More than 61 million people out of Iran's 85-million population are eligible to vote for members of parliament as well as the clerics of the Assembly of Experts, the body in charge of selecting Iran's supreme leader.

A low turnout is expected, however, after a state TV poll found more than half of respondents were indifferent about the elections.

"Suppose that I vote: what would it change?" said a 21-year-old from western Kurdistan province who only gave her name as Hanna, out of fear of reprisals. "They (the elected officials) do not respect their promises."

Her comments were echoed by Hashem, a 32-year-old from the southwestern province of Khuzestan. "The problem with the elections is that people are not happy with this system because of the political and economic situation," he said.

Another voter, Moradiani from southern Tehran, said she would heed Khamenei's call to vote.

"The leader said that participating in the elections is an obligation," she said, "just as it is obligatory for us to pray."

Iran's last parliamentary elections in 2020 had a voter turnout of 42.57 per cent - the lowest since the 1979 Islamic Revolution.

CANDIDATES VETTED

Khamenei had on Friday appealed for people to vote, saying "onlookers from all over observe the affairs of our country; make (Iran's) friends happy and ill-wishers disappointed".
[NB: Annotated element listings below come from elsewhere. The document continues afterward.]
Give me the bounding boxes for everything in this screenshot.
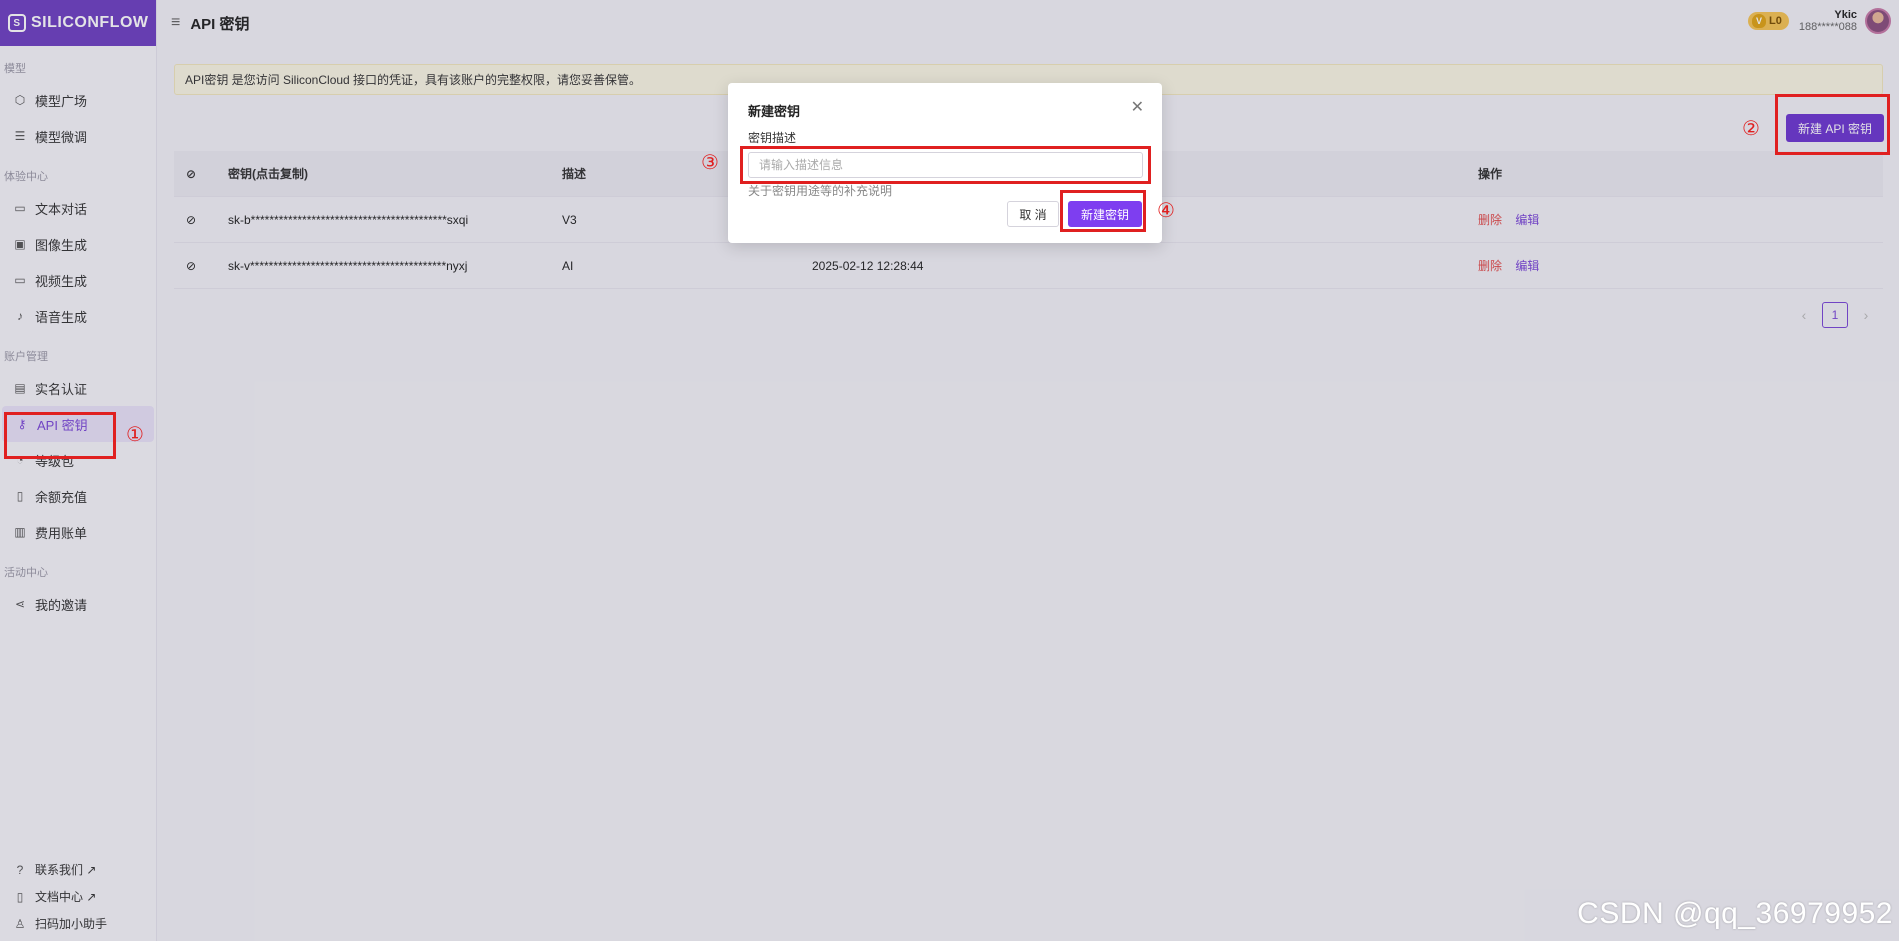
- field-label: 密钥描述: [748, 131, 797, 145]
- annotation-number-4: ④: [1157, 198, 1175, 222]
- field-hint: 关于密钥用途等的补充说明: [748, 184, 893, 198]
- watermark: CSDN @qq_36979952: [1577, 897, 1893, 930]
- close-icon[interactable]: ✕: [1131, 97, 1144, 117]
- annotation-number-2: ②: [1742, 116, 1760, 140]
- annotation-box-2: [1775, 94, 1890, 155]
- annotation-box-4: [1060, 190, 1146, 232]
- annotation-number-3: ③: [701, 150, 719, 174]
- modal-title: 新建密钥: [748, 104, 801, 119]
- annotation-box-3: [740, 146, 1151, 184]
- cancel-button[interactable]: 取 消: [1007, 201, 1059, 227]
- annotation-box-1: [4, 412, 116, 459]
- annotation-number-1: ①: [126, 422, 144, 446]
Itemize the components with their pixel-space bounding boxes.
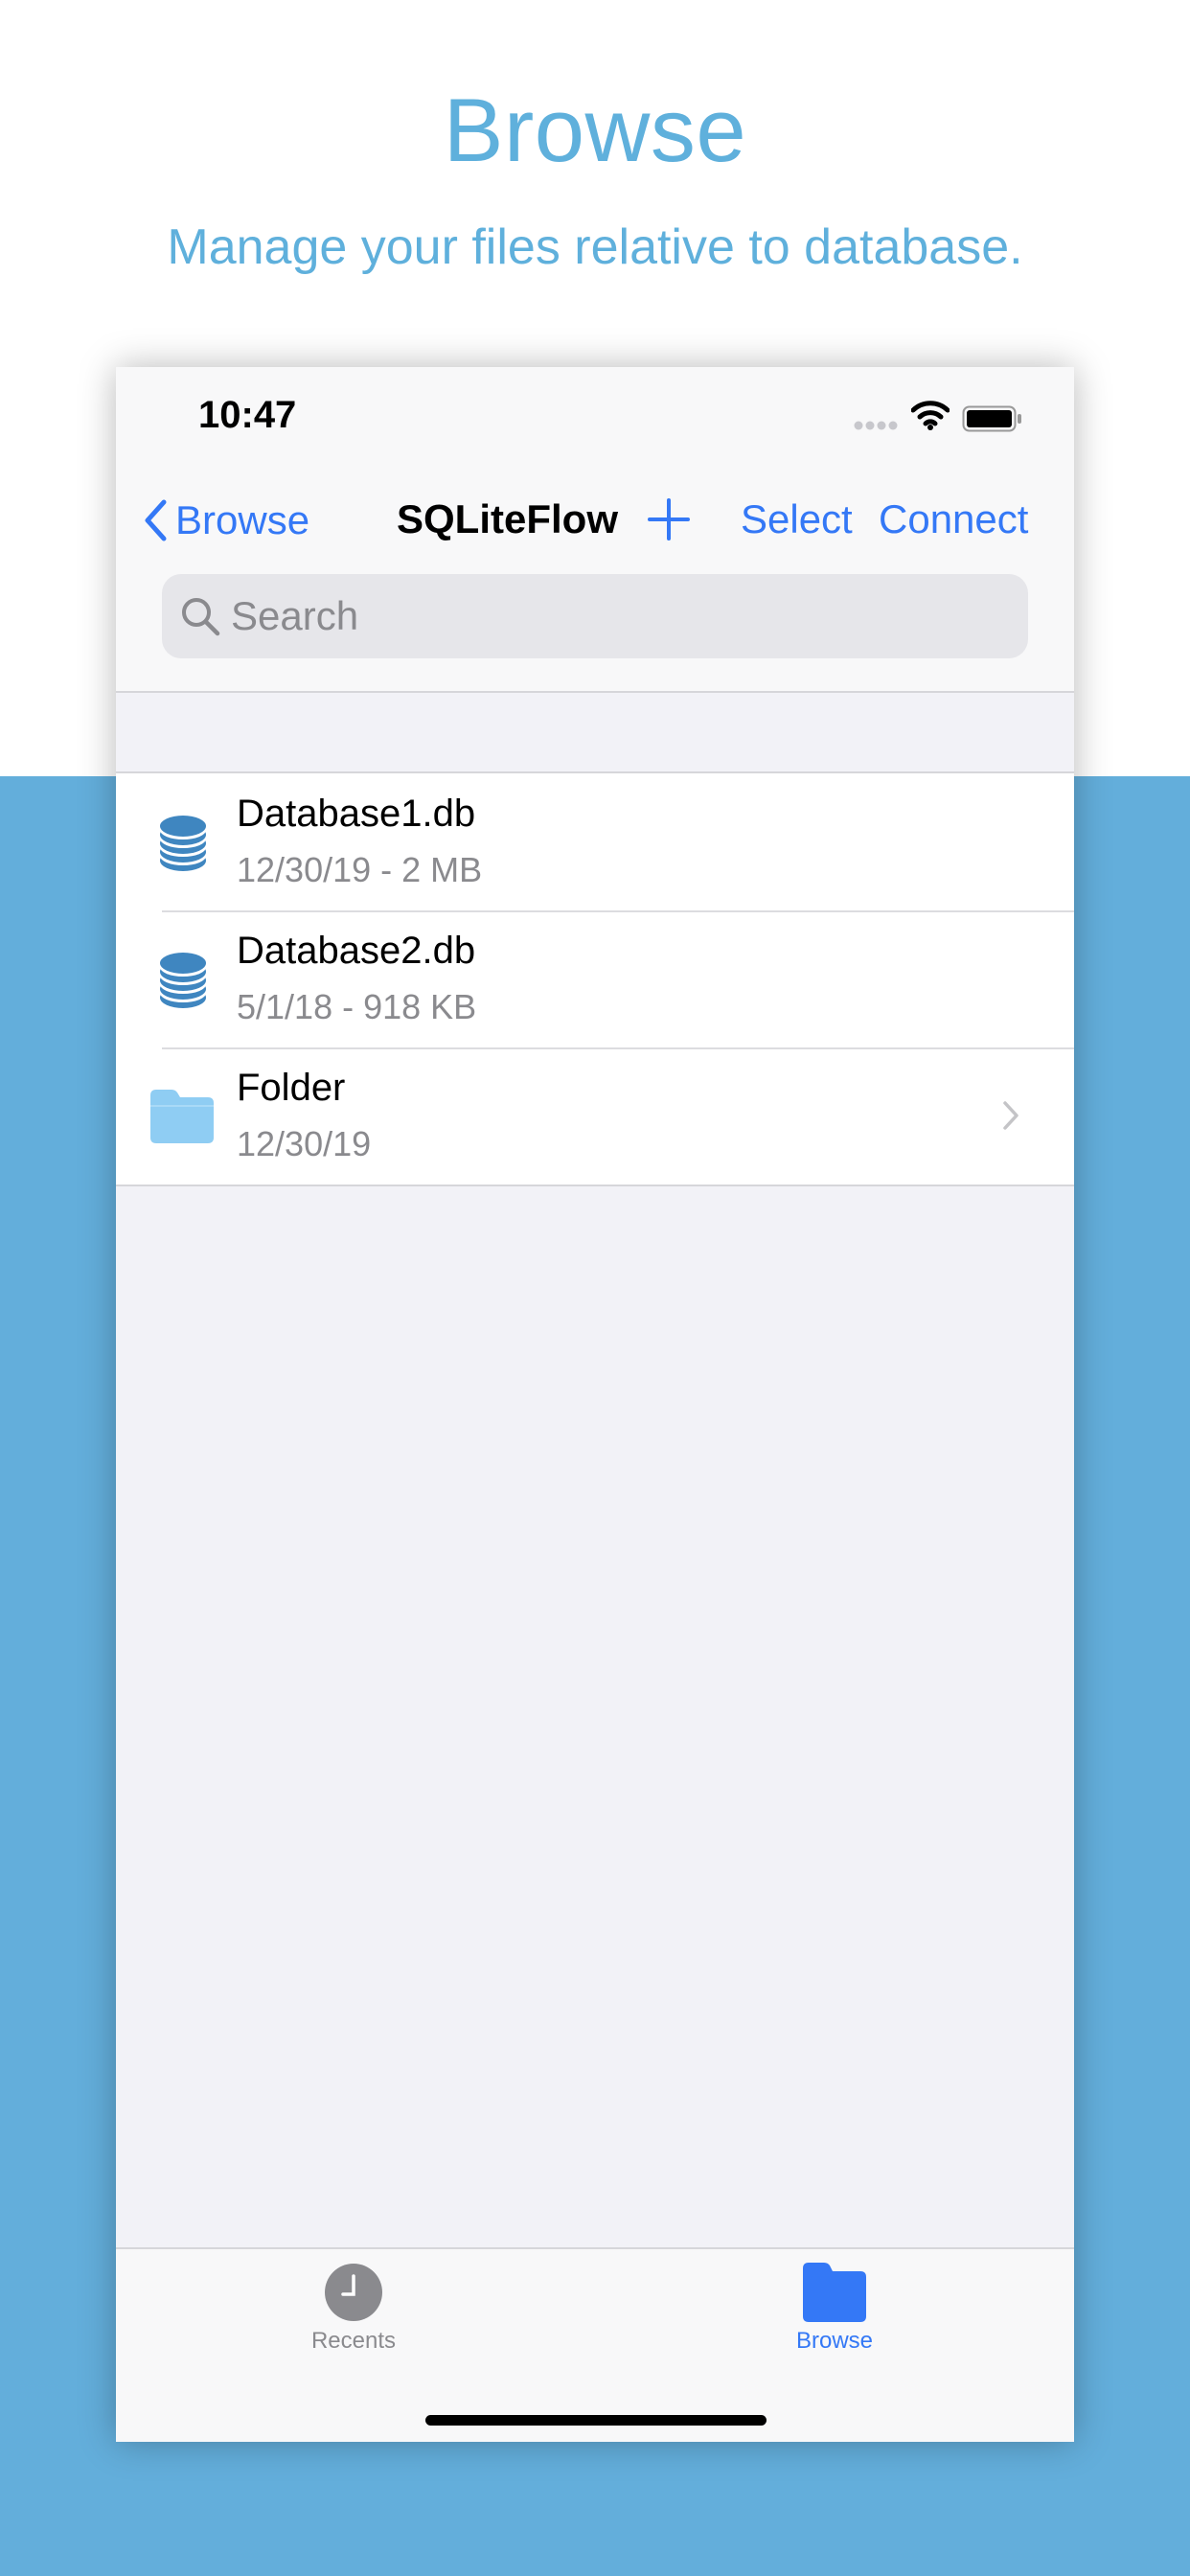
- status-time: 10:47: [198, 394, 297, 436]
- search-icon: [182, 598, 220, 636]
- database-icon: [160, 816, 206, 871]
- wifi-icon: [911, 401, 950, 430]
- search-input[interactable]: [231, 574, 997, 658]
- folder-icon: [150, 1090, 214, 1143]
- cellular-signal-icon: [854, 421, 898, 430]
- back-button[interactable]: Browse: [143, 492, 309, 549]
- select-button[interactable]: Select: [741, 496, 853, 542]
- page-title: SQLiteFlow: [397, 496, 618, 541]
- file-name: Database1.db: [237, 793, 476, 835]
- folder-name: Folder: [237, 1067, 346, 1109]
- clock-icon: [325, 2264, 382, 2321]
- connect-button[interactable]: Connect: [879, 496, 1028, 542]
- battery-icon: [962, 405, 1021, 432]
- folder-row[interactable]: Folder 12/30/19: [116, 1047, 1074, 1184]
- folder-icon: [803, 2263, 866, 2322]
- file-row-database1[interactable]: Database1.db 12/30/19 - 2 MB: [116, 773, 1074, 910]
- folder-meta: 12/30/19: [237, 1124, 372, 1163]
- promo-title: Browse: [443, 80, 747, 180]
- chevron-right-icon: [1003, 1101, 1018, 1130]
- search-bar[interactable]: [162, 574, 1028, 658]
- tab-bar: Recents Browse: [116, 2247, 1074, 2442]
- back-button-label: Browse: [175, 497, 310, 542]
- database-icon: [160, 953, 206, 1008]
- tab-browse-label: Browse: [795, 2328, 874, 2354]
- file-meta: 12/30/19 - 2 MB: [237, 850, 483, 889]
- tab-browse[interactable]: Browse: [739, 2263, 930, 2355]
- tab-recents[interactable]: Recents: [258, 2263, 449, 2355]
- file-name: Database2.db: [237, 930, 476, 972]
- tab-recents-label: Recents: [310, 2328, 397, 2354]
- phone-screen: 10:47 Browse SQLiteFlow Select Connect S…: [116, 367, 1074, 2442]
- add-button[interactable]: [647, 497, 691, 541]
- file-list: Database1.db 12/30/19 - 2 MB Database2.d…: [116, 771, 1074, 1186]
- navigation-header: 10:47 Browse SQLiteFlow Select Connect S…: [116, 367, 1074, 693]
- file-row-database2[interactable]: Database2.db 5/1/18 - 918 KB: [116, 910, 1074, 1047]
- chevron-left-icon: [145, 499, 167, 541]
- promo-subtitle: Manage your files relative to database.: [167, 219, 1023, 275]
- home-indicator: [425, 2415, 767, 2426]
- file-meta: 5/1/18 - 918 KB: [237, 987, 477, 1026]
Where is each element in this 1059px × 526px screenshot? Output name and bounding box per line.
The supreme leader had previously warned that Iran's "enemies want to see if the people are present", adding that otherwise "they will threaten your security in one way or another".

Those watching, he said, included the United States, "most of the Europeans, evil Zionists, capitalists and big companies".

Iran considers the United States, its Western allies and Israel "enemies" of the state and accuses them of seeking to intervene in its internal affairs.